Draft: A cartoonishly simplified overview of some technical AI alignment efforts

Epistemic status: excessive lossy compression applied

How are people actually trying to make friendly AI? Here are few simplified examples

LessWrong has some great technical and critical overviews of alignment agendas, but for many readers they take too long to read.

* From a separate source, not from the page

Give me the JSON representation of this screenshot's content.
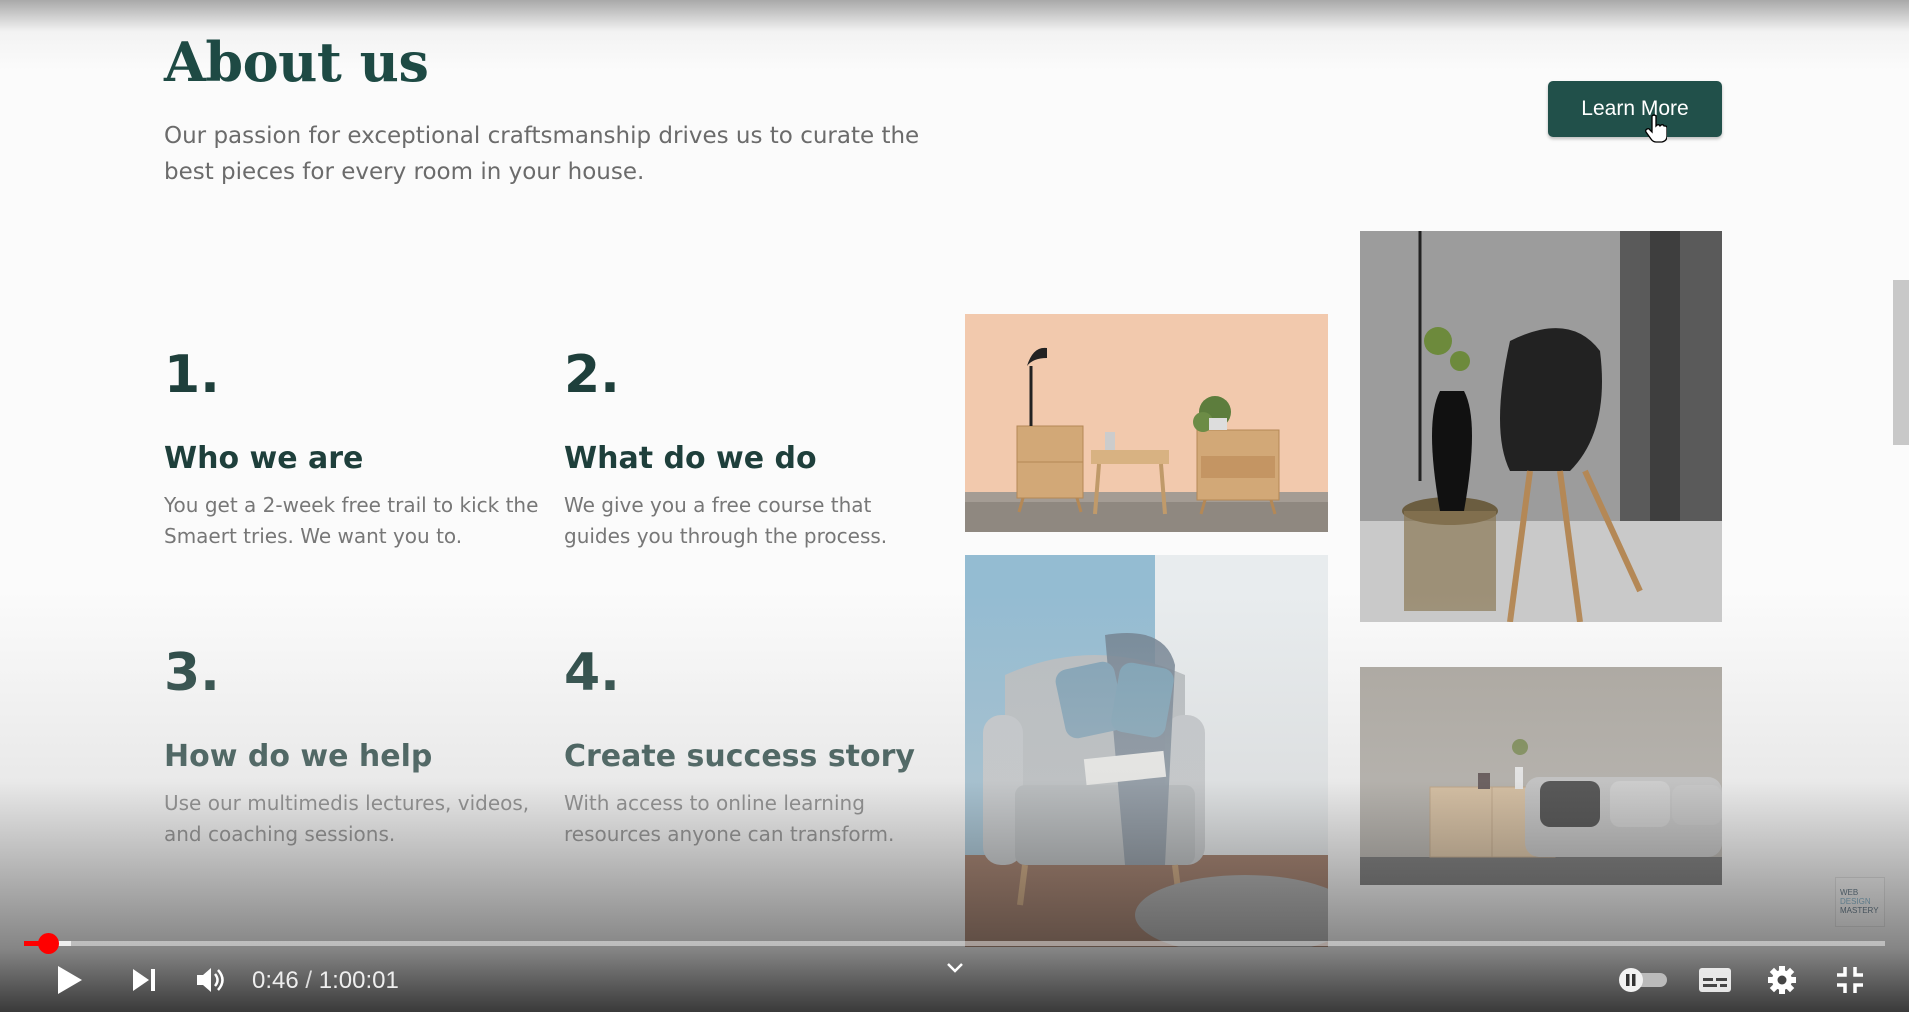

Here's my attempt at cartoonishly simplified explanations of technical alignment efforts:

  • Let's make AI solve it

    • Just make a friendly dumb AI and that will make a smarter friendly AI, and so on - Iterated Amplification
    • Just make AI's debate each other, so that the truth comes out when we look at both sides of the argument
    • Just have the AI follow a constitution
    • Just make a friendly automatic alignment researcher - Superalignment
  • Let's have lots of AI's interacting:

    • Just have multiple focused AIs competing in various roles, kind of like a corporation - Drexler's The Open Agency Model
    • Just use dumb AI's to build an understandable world simulation, then train a smart AI in that simulation so that we can verify that it's aligned - DavidAD's plan
    • Just have the AI learn and respect other beings' boundaries - Boundaries/Membranes
  • Let's make sure the goal is good

    • Just design the AI to want to help humans but be maximally uncertain about how to do that, so it constantly seeks guidance - CIRL
    • Just make a lazy AI that is satisfied after doing "enough" - Mild Optimization
  • Let's build tools that will let us control smarter AI's

    • Just read their minds - ELK
    • Just edit their minds - Activation Steering
  • Let's understand more

    • What it means to be an agent - agent foundations

Some historic proposals sounded promising but seem to have been abandoned fow now, I include this to show how hard the problem is:

  • Just keep the AI in a sandbox environment where it can't cause any real-world harm while we continue to align and train it - AI Boxing
  • Just make an oracle AI that only talks, not acts
  • simulate a human thinking for a very long time about the alignment problem, and use whatever solution they write down - TODO Another proposal by Christiano (2012):
  • Do what we would wish for if we knew more, thought faster, were more the people we wished we were - coherent extrapolated volition (CEV)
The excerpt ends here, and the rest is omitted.